Monday, June 25, 2007

Tech-savvy job seekers send 'avatar' to interview

It's now possible to meet with recruiters without actually showing up for a job interview.

Some employers are experimenting with Second Life, the online virtual community owned by San Francisco-based Linden Lab, to screen prospective hires. The program allows job seekers to create a computer-generated image to represent themselves — known as an "avatar" — and communicate with executives of prospective employers as though they were instant-messaging.

A number of big companies put the new medium to a test last month, when recruitment-advertising firm TMP Worldwide Advertising & Communications LLC hosted a virtual job fair with employers such as Hewlett-Packard Co., Microsoft Corp., Verizon Communications Inc. and Sodexho Alliance SA, a food and facilities-management services company.
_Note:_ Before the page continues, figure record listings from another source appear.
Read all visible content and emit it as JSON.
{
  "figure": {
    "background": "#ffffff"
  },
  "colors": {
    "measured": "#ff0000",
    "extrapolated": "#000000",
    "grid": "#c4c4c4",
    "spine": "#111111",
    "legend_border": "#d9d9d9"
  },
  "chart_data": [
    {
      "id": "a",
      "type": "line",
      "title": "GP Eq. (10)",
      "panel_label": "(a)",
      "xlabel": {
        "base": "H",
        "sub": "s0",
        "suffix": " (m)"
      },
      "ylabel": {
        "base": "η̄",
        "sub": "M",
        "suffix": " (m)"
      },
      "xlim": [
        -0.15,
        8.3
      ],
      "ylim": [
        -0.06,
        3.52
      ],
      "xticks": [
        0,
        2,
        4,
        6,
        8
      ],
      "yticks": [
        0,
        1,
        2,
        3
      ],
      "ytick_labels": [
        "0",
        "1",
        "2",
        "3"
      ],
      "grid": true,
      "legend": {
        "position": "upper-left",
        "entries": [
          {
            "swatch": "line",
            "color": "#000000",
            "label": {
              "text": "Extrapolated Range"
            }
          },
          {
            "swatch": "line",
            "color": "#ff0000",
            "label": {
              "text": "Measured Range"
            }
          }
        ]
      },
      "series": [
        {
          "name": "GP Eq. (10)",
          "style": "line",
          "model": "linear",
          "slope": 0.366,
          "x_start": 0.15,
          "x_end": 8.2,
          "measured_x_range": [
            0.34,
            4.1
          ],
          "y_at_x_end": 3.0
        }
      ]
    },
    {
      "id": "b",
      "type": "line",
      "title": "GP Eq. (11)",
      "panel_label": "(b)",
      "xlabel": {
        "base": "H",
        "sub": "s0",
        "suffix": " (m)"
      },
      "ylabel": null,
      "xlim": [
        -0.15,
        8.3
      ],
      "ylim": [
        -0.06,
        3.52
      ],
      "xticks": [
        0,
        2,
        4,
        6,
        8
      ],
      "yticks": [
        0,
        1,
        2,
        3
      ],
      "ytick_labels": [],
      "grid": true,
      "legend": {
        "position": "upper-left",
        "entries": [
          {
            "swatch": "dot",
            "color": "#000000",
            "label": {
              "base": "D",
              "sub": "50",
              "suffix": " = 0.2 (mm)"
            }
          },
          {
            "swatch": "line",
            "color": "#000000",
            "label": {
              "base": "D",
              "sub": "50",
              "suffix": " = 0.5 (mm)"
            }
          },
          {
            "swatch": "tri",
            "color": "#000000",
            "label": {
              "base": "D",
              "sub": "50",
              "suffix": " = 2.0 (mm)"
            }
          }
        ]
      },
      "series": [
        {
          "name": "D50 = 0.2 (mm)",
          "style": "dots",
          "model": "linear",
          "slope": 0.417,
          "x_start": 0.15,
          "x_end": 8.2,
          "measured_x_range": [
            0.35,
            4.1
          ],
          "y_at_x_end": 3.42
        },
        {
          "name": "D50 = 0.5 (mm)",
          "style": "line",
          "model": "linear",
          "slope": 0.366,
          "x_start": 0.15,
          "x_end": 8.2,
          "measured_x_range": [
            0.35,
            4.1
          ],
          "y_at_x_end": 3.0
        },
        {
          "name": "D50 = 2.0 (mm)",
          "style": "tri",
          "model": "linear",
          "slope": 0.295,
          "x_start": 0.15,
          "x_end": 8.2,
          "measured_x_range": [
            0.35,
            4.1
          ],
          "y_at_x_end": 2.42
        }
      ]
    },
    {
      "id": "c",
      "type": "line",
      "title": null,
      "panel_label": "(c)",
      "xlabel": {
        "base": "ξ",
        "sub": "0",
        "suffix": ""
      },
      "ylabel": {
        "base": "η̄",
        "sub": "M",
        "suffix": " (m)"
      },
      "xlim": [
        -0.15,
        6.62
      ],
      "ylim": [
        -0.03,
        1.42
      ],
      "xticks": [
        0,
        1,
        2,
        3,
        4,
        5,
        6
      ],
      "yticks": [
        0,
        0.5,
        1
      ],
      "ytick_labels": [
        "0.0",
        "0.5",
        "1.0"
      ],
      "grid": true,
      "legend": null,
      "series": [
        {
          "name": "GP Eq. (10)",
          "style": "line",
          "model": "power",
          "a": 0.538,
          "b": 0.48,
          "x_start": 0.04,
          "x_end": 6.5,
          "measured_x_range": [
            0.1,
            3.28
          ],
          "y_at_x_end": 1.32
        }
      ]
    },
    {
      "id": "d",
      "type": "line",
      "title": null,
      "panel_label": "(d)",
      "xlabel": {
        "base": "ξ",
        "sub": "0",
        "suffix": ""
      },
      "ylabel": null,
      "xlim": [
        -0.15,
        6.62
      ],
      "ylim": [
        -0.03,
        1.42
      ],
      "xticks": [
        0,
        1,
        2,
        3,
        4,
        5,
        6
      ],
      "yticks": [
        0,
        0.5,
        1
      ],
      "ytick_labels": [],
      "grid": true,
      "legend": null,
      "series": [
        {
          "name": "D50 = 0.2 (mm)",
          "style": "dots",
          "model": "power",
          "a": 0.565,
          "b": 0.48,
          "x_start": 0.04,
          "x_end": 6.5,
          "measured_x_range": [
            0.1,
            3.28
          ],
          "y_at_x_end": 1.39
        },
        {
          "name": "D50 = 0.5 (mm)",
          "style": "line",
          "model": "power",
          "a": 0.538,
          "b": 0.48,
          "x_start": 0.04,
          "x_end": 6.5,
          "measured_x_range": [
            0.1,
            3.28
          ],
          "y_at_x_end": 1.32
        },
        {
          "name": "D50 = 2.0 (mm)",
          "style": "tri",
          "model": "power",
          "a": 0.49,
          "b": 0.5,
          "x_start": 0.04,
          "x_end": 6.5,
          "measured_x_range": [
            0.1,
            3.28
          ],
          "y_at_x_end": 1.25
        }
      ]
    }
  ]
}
TMP says it will host another virtual job fair in August.

The use of Second Life for recruiting marks yet another way that employers are incorporating popular Web sites into their talent searches. Employers have already set up pages for prospective hires on Facebook, the popular social-networking site, and have posted recruitment videos on Google Inc.'s YouTube, the video-sharing site. Some companies troll for prospective job candidates on News Corp.'s My-Space social-networking site.

The phenomenon of recruitment on Second Life began with smaller, more-progressive companies that already used the site to market their products. These companies occasionally recruited Second Life users who visited their buildings. Now, other employers — even in stodgier industries — are inviting prospective hires who have never used Second Life to show up in the virtual world and meet with their avatar recruiters.